Many have already spoken about Love Wins (Love Wins: A Book About Heaven, Hell, and the Fate of Every Person Who Ever Lived, Robert H. Bell Jr., HarperOne, 2011), and many will continue to talk in coming weeks and months.
I haven’t yet decided whether to post a running review by chapter (a device originated by other bloggers), but will address here my initial thoughts, then review the rest of the book at a later time.
Many might be familiar with Rob Bell because of his other books (Sex God, Velvet Elvis, Jesus Wants to Save Christians), or through his video shorts (NOOMA). Love Wins has gotten much advance publicity because of speculation (based upon Bell’s own releases) that in this book he champions a universalist theory of salvation.
We will see. If the views espoused in his previous books are any indication, his proposing such an idea would not be a huge surprise.
I can tell, at any rate, that reading Love Wins will not inspire in me an emotion consistent with the title: in fact, reading Bell will make me angry.
Not because Bell challenges us to examine an orthodox belief and make sure that the Scriptures actually teach it, but because he challenges us to examine an orthodox belief and determine whether we like it.
From the Preface alone, Bell foreshadows the themes he will apparently expound upon. Bell simplisticly reduces the gospel message to “For God so loved the world…” as the reason that Jesus came. This “message”, according to Bell, has been “hijacked” by other stories, presumably included among them those that recognize the biblical storyline that sin has left men under God’s righteous judgment — hence the need for Jesus — and that many will not come to Jesus.

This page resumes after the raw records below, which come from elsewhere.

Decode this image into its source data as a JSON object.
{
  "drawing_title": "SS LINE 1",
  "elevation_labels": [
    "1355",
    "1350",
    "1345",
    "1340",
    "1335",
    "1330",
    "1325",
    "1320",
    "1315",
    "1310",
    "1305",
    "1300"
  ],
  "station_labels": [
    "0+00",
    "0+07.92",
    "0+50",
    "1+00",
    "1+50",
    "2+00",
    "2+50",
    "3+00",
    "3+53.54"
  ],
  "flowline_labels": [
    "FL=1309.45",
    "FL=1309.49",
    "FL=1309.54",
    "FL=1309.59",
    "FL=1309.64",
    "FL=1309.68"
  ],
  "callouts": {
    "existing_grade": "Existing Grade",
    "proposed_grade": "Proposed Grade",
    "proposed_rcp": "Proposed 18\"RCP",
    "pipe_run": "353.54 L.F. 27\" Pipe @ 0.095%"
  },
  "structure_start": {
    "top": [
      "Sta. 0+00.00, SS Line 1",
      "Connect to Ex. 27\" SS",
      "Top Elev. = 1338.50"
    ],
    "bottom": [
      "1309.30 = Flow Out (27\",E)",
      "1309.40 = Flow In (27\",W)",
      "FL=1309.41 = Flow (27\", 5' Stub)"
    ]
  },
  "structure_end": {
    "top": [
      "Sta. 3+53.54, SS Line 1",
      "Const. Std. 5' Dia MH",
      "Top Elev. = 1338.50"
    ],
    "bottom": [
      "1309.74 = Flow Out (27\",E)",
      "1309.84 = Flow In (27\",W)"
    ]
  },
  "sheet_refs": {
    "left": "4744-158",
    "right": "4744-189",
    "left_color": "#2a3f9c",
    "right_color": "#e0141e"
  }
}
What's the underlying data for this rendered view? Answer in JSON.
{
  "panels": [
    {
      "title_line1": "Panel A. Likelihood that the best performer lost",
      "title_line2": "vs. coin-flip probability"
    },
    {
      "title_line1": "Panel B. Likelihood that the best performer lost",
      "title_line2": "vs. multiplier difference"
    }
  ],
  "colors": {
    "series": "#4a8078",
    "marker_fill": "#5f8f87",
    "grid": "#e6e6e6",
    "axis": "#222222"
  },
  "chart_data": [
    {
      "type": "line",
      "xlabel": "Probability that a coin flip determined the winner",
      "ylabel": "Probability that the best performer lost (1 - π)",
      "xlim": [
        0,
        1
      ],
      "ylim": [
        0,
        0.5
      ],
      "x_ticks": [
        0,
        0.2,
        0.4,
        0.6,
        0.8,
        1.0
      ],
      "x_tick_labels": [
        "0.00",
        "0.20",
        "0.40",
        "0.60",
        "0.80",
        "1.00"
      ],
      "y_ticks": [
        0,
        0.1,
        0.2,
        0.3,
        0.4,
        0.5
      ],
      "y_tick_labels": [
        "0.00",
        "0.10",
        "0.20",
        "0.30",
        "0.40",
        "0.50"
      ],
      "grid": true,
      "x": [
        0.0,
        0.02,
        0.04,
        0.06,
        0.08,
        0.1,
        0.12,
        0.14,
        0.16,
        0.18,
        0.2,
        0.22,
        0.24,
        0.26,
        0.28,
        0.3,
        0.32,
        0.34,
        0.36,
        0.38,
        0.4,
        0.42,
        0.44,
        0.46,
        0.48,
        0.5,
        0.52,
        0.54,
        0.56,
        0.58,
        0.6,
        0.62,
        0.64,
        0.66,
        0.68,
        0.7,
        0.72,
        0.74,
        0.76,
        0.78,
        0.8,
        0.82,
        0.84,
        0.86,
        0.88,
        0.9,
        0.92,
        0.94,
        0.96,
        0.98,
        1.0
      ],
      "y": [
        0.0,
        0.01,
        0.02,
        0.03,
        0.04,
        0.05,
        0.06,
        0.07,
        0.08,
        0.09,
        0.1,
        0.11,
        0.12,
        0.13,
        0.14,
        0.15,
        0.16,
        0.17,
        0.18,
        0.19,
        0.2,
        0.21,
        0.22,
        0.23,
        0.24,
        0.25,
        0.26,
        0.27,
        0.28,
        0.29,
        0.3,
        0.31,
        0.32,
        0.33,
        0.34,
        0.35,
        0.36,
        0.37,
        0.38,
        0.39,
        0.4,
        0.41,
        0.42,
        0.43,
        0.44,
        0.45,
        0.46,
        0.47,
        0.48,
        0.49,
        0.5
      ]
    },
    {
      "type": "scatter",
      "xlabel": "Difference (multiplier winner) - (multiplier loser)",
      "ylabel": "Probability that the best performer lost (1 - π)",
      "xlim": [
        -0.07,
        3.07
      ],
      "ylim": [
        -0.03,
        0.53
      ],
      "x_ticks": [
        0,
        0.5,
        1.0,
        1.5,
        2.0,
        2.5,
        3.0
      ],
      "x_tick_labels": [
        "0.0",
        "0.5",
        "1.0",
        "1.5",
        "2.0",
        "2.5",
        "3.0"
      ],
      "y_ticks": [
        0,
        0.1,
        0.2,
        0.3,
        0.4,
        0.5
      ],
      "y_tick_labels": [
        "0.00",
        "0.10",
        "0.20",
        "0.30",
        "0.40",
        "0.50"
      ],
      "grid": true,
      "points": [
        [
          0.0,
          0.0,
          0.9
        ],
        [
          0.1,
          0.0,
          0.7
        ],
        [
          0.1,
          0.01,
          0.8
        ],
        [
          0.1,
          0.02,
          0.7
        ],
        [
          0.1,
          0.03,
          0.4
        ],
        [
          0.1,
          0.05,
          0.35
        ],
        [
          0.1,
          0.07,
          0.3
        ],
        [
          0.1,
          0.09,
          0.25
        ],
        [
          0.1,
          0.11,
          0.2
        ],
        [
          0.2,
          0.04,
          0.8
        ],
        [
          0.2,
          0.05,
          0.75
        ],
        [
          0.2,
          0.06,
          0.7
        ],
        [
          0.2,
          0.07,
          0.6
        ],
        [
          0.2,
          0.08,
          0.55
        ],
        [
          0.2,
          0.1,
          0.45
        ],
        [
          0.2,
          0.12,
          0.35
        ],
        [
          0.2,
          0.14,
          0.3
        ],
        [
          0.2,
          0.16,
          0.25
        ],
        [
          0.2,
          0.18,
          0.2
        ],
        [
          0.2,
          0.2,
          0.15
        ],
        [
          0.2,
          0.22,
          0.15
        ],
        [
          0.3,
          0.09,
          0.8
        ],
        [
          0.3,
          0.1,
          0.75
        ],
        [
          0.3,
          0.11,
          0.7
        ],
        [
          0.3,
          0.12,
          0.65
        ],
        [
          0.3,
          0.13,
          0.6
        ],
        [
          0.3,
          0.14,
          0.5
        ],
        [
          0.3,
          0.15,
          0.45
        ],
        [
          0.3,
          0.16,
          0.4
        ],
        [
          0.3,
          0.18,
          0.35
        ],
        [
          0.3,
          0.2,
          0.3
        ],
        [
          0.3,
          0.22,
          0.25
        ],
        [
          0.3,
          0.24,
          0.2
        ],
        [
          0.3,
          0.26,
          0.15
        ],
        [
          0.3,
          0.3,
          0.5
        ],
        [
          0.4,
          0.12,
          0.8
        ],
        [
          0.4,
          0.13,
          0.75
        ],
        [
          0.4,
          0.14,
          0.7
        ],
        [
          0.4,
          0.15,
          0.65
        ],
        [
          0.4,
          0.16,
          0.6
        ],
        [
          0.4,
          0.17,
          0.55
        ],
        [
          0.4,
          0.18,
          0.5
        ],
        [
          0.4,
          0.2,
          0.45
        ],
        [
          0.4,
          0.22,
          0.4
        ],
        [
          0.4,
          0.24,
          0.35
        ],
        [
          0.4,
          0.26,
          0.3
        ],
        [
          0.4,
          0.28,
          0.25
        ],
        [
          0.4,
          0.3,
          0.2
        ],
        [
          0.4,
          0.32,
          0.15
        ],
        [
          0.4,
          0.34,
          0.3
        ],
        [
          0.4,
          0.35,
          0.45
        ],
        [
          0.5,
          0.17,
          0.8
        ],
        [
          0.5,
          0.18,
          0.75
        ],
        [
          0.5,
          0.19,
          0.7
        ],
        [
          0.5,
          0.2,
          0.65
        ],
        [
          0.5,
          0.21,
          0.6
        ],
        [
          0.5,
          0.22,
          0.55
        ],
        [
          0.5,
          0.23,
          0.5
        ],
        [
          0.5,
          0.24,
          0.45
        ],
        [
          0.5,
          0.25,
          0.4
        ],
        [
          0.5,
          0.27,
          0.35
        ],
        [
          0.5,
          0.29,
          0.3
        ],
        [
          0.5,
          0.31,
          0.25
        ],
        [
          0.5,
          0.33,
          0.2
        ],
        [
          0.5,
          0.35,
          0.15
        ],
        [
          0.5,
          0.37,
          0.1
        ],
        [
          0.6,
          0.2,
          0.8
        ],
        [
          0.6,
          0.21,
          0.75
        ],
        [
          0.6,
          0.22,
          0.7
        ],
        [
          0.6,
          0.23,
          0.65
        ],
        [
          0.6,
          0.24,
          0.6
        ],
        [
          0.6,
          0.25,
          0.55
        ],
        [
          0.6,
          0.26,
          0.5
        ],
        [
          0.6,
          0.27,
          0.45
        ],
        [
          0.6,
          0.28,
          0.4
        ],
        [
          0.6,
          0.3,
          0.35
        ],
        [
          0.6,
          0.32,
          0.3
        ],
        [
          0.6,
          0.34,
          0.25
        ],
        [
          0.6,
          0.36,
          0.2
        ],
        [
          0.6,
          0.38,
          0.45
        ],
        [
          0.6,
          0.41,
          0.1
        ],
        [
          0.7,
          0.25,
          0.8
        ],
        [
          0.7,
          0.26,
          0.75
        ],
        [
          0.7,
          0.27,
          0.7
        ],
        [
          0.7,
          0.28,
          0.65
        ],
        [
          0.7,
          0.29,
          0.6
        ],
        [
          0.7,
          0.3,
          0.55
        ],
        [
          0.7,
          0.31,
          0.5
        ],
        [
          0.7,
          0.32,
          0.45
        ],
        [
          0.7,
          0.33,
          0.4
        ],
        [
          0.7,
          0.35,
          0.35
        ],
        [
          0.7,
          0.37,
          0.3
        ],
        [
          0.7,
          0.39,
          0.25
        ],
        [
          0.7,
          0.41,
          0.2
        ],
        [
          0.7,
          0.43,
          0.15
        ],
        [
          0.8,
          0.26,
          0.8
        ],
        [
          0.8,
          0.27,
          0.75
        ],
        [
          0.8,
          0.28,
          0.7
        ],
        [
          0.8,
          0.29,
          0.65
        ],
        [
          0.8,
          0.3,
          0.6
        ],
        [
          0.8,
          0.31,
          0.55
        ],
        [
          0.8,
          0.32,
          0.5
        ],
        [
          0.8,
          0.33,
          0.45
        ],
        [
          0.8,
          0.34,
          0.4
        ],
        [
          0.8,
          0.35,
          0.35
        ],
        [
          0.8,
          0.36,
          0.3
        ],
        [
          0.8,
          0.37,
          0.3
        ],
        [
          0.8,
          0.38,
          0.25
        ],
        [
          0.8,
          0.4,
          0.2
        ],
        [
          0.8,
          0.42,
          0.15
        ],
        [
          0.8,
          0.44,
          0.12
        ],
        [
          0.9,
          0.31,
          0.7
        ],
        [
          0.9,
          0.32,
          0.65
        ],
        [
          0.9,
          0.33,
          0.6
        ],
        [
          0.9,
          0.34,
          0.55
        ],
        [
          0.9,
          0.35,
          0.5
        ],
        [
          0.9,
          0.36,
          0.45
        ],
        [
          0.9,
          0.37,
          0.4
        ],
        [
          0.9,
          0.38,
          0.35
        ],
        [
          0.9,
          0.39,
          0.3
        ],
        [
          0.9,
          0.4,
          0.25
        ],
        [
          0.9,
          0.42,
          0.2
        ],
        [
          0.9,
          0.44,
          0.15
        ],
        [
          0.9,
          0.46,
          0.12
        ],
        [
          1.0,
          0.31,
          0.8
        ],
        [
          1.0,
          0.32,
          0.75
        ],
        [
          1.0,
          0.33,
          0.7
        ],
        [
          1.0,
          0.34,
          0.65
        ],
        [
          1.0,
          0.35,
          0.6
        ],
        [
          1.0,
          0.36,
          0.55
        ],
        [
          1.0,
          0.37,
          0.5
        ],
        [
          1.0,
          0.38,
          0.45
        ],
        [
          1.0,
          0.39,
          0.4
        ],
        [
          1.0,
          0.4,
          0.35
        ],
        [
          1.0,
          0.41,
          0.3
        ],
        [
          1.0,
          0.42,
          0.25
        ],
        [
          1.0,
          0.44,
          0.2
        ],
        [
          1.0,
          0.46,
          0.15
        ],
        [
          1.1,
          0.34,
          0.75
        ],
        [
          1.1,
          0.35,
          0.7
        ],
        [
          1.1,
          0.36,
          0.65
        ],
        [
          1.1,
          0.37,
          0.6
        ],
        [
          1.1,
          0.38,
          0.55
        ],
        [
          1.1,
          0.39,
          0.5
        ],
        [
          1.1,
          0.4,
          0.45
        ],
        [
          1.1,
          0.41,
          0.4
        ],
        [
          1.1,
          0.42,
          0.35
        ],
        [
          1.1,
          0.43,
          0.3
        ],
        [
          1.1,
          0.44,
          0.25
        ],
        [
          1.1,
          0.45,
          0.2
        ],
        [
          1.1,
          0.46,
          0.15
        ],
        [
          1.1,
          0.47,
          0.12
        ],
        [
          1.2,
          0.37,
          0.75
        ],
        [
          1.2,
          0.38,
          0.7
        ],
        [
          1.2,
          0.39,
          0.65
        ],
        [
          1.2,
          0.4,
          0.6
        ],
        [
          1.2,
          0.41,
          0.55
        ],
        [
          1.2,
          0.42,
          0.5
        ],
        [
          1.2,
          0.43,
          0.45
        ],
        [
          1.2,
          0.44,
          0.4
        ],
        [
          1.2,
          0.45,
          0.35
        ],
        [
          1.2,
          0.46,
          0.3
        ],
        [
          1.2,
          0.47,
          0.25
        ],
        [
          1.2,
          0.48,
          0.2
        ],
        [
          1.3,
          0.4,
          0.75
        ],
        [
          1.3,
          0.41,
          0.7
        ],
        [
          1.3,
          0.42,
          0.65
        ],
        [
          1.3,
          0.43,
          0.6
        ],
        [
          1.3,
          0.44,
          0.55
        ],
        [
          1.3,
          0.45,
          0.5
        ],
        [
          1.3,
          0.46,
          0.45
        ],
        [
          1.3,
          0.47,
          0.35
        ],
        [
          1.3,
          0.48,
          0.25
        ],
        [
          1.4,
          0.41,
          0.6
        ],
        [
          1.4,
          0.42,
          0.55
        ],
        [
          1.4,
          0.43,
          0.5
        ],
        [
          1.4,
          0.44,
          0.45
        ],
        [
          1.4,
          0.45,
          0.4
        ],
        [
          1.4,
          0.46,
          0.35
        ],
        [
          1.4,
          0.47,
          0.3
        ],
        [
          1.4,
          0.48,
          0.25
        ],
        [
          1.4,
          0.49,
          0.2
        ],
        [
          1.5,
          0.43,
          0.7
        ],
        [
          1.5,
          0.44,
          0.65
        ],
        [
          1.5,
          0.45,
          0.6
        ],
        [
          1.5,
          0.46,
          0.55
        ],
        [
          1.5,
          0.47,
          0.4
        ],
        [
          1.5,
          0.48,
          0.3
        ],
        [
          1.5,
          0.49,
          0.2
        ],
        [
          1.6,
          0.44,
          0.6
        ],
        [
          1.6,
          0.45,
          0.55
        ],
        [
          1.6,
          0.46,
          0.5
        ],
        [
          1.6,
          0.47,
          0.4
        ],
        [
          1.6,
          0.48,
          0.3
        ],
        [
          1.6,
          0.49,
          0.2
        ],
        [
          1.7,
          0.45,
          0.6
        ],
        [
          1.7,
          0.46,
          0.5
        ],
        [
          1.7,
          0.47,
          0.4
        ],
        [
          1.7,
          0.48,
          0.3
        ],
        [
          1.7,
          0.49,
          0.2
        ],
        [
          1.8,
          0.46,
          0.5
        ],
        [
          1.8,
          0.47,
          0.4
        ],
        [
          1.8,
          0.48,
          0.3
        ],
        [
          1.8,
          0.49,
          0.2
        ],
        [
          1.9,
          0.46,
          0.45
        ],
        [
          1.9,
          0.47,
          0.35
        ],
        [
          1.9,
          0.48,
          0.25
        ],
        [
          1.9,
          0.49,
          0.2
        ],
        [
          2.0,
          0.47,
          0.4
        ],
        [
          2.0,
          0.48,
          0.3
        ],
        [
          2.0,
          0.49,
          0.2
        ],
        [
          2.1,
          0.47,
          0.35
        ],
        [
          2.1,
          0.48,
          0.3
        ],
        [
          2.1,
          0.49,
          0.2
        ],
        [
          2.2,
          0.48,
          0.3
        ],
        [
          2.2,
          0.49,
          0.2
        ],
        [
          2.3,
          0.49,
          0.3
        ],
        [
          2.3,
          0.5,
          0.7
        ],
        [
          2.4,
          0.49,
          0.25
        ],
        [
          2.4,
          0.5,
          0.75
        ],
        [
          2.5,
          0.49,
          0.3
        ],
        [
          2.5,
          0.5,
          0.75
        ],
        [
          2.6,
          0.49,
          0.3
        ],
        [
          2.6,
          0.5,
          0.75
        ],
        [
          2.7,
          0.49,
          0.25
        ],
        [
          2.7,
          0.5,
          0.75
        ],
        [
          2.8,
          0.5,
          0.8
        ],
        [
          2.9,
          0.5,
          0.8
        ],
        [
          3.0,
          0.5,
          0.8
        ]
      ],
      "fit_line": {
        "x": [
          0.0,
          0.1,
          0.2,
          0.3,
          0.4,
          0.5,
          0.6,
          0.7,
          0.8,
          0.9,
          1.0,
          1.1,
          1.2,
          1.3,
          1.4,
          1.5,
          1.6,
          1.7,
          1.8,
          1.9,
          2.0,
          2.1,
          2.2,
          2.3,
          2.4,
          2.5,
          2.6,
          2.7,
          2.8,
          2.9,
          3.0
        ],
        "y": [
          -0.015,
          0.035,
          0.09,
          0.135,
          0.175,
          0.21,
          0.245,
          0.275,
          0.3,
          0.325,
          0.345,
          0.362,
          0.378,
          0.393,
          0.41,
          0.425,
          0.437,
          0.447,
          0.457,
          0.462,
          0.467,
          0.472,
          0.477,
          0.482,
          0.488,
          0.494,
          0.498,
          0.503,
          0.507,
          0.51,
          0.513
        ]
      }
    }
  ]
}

Many people reject the God of the Old Testament who instructs the slaughter of nations because “my God wouldn’t do that!” Bell caters to that sentiment, and even establishes it as the test of truth, by appealing to those who think “I would never be a part of that.”
The idea that some will believe and gain heaven, while others will not believe and will gain hell, is obviously a strange one to Bell — actually, “misguided and toxic” — and to him actually impedes the “real” message of “love, peace, forgiveness and joy.” At the same time, Bell asserts that the faith he describes doesn’t avoid questions about salvation, judgment, heaven and hell. But as Martin Bashir pointed out in his interview, if Bell’s idea is true that God will ultimately prevail over men’s hearts, even post-mortem — if, in fact, Love Wins — then it does not matter one whit what man does during this life.
One of the most troubling aspects of Bell’s approach is that Scripture is not complete as it is. For, you see, all that “white space” between the letters waits to be filled with with our response. That is, the biblical revelation is not complete until we respond to it, and our response might be negative (“I would never be a part of that”). So the final word about the Word is whether man agrees.
Bell is correct that he hasn’t come up with a “radical new teaching”; self-made religion, after all, appeared in the garden.